Someone posted this on Facebook this morning:
As hymnals fade, theology also suffers. The rich repository of religious wisdom contained in hymns will be lost. The old-fashioned language of hymns may strike some as unusual, but their text teaches the Christian faith far better than most of the praise choruses that dominate contemporary services. Old hymns were carefully crafted with theology at the forefront. Traditional hymns present doctrine clearly and beautifully convey the gospel story of saving grace.
My thoughts about this quote are mixed. Hymnals are a product of a new technology from another era - moveable type and the printing press. Just because the technology changes doesn't necessarily mean that the new technology will negatively impact our theology. Praise choruses are not that common in our tradition, but there are plenty of them that express sound theology. I wouldn't write them off.
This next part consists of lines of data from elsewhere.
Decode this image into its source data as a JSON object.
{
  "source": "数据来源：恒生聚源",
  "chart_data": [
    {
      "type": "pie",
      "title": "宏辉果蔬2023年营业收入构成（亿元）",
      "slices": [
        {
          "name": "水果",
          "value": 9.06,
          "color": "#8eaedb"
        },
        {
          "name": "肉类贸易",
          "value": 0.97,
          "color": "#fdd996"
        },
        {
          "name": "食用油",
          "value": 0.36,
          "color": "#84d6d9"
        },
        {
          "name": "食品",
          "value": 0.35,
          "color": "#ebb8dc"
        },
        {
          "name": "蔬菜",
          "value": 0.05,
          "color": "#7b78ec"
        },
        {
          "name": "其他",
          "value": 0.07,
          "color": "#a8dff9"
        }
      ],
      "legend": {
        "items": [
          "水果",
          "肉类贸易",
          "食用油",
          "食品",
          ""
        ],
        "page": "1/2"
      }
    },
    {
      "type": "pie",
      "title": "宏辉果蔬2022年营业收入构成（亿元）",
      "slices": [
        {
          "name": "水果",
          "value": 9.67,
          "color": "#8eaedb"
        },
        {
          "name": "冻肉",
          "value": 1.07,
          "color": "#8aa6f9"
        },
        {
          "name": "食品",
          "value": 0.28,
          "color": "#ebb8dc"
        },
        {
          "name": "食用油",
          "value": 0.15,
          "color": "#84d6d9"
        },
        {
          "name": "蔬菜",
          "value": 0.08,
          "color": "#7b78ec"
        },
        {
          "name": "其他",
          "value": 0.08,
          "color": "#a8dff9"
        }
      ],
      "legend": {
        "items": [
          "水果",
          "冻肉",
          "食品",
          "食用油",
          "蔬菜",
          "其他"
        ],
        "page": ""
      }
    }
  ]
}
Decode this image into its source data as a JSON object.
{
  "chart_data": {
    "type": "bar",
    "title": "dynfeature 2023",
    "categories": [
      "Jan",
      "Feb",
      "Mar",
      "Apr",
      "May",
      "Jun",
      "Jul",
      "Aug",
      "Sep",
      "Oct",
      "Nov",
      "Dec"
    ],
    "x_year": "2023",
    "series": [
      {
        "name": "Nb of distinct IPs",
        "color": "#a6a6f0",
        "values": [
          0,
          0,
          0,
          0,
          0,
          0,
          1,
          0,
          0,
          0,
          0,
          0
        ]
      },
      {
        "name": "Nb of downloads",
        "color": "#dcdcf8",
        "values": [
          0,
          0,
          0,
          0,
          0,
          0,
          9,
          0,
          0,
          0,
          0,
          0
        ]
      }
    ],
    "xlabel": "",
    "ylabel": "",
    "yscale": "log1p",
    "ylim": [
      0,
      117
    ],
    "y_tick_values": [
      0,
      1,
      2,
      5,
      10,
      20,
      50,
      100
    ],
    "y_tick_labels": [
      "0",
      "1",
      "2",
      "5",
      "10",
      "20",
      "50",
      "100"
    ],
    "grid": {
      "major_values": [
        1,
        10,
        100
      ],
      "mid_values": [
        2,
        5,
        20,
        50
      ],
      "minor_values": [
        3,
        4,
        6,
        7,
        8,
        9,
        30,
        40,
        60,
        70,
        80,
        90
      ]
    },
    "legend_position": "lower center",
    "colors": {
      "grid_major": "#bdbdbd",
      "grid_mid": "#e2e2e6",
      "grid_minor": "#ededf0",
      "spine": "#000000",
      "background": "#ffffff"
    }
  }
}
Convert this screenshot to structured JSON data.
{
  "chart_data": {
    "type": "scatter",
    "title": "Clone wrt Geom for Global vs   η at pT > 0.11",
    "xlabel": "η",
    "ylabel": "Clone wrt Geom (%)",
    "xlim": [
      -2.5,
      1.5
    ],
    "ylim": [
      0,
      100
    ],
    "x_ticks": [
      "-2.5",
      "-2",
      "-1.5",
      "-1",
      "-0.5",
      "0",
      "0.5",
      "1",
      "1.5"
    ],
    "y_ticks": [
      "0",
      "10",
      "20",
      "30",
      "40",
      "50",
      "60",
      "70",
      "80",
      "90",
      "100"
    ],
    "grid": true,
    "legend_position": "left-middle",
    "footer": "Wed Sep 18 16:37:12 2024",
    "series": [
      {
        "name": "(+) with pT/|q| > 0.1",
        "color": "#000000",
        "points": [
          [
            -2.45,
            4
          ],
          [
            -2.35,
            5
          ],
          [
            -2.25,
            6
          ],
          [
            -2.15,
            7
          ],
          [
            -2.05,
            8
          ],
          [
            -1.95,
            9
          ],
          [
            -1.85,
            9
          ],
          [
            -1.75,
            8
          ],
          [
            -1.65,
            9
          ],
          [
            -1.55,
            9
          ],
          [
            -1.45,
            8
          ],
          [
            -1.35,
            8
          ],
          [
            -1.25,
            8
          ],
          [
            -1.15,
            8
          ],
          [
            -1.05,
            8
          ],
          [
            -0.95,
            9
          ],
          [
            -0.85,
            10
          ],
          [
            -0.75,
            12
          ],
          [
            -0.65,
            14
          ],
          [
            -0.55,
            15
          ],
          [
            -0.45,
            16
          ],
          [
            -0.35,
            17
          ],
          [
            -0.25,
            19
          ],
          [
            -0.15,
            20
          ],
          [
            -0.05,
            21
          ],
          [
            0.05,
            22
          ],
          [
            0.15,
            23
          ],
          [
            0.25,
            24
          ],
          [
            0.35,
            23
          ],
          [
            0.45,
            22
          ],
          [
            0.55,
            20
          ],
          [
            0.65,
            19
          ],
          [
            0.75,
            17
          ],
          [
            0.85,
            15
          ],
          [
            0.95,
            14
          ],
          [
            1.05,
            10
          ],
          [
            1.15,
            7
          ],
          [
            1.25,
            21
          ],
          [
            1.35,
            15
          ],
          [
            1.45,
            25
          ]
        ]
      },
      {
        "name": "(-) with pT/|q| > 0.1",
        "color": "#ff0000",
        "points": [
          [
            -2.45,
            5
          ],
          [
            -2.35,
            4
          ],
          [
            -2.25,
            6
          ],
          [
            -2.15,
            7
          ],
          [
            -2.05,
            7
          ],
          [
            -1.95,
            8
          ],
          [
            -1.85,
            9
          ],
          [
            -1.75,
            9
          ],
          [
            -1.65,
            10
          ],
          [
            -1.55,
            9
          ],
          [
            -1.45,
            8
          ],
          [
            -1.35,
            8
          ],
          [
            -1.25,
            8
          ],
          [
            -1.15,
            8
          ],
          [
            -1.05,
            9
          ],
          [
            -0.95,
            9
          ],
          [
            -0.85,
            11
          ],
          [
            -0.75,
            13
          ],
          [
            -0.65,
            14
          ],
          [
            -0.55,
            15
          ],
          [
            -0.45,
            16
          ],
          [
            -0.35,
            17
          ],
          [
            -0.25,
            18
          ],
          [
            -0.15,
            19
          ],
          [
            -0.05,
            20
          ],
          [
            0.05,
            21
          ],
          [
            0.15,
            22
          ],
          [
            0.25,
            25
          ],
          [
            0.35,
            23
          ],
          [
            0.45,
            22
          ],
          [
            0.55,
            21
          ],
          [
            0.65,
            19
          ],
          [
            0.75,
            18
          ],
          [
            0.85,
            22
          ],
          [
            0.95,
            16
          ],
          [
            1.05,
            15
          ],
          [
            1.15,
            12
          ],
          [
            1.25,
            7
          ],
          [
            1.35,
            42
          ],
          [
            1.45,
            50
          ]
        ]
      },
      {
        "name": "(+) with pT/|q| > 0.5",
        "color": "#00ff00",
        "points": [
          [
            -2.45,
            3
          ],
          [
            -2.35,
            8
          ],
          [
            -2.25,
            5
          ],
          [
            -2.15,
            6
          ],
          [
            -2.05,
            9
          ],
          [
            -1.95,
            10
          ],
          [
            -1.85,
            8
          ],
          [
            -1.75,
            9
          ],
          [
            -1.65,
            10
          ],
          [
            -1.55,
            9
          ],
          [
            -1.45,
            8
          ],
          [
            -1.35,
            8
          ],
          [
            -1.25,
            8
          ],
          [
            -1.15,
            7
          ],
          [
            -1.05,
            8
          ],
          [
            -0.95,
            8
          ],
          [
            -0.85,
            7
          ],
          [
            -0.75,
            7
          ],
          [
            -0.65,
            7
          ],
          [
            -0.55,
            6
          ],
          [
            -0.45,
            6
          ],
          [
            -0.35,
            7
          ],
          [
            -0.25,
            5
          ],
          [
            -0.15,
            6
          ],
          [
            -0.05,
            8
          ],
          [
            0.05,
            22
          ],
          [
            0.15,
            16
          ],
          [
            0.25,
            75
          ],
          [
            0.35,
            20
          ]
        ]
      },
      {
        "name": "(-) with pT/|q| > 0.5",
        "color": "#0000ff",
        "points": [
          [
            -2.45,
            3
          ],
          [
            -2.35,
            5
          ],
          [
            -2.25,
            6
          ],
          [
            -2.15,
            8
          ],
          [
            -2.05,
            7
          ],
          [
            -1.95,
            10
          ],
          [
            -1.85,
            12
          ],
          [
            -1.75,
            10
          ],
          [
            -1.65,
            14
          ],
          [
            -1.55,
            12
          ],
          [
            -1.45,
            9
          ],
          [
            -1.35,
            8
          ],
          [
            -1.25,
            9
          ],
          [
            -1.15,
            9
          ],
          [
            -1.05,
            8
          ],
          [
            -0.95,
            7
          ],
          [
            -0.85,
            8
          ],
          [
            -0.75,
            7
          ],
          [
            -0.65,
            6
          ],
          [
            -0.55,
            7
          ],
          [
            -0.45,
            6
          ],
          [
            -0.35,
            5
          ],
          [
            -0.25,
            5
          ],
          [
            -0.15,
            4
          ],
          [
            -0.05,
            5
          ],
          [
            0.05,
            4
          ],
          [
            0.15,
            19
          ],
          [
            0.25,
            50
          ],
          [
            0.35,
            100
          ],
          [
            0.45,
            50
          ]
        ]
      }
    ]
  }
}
And, likewise, there are plenty of traditional hymns that express a theology that I would never embrace.
However, the writer, who is not cited, does offer a compelling testimony for the strength of our traditional hymnody, prompting me to reflect on the importance of hymns and singing in our worship.
Sometimes, when people ask us what The Episcopal Church believes, our answer is, “Come and worship with us.” That’s because both our liturgy from The Book of Common Prayer and the hymns in our hymnals beautifully express the heart of our theology and our faith.
For the past year or so, due to COVID protocols, we have not been able to sing aloud as a congregation. That’s been the case in many other places as well. However, in our parish, we have tried to compensate by placing the words and music in our bulletins, which are viewed online or downloaded for use during worship. We have gone to some lengths to ensure that we have all the permissions we need in dealing with copyrighted materials. In addition to that, our Organist/Choirmaster has sung the hymns for us.
As we are beginning to return to in-person worship, we are also continuing to live-stream our principal Sunday morning service. We have removed all prayer books and hymnals from the pews because we aren’t confident that we can adequately sanitize them. They will be returned to the pews as soon as we deem it safe to do so. However we access them, our prayers and the hymns teach us, remind us, inspire us, convict us, and assist us in our journeys as a worshiping community and as individuals. I'm reminded of a word of wisdom attributed to St. Augustine of Hippo: "Whoever sings, prays twice."
So, it’s important for us to include hymns in our worship when possible, even during a pandemic. Whether or not you can actually sing the hymns, you can read and listen attentively to the words and the music. When we reach the point when we can have congregational singing again, with or without masks, it will still be important to read the words and listen to the music. You can do that even when you don’t recognize a hymn. The hymn you don't recognize may be the favorite of the person sitting next to you in the pew.
Singing or silent, if you will be attentive to the words and listen to the music, maybe you will experience the joy that comes when we “Sing to the Lord a new song” (Psalm 98:1).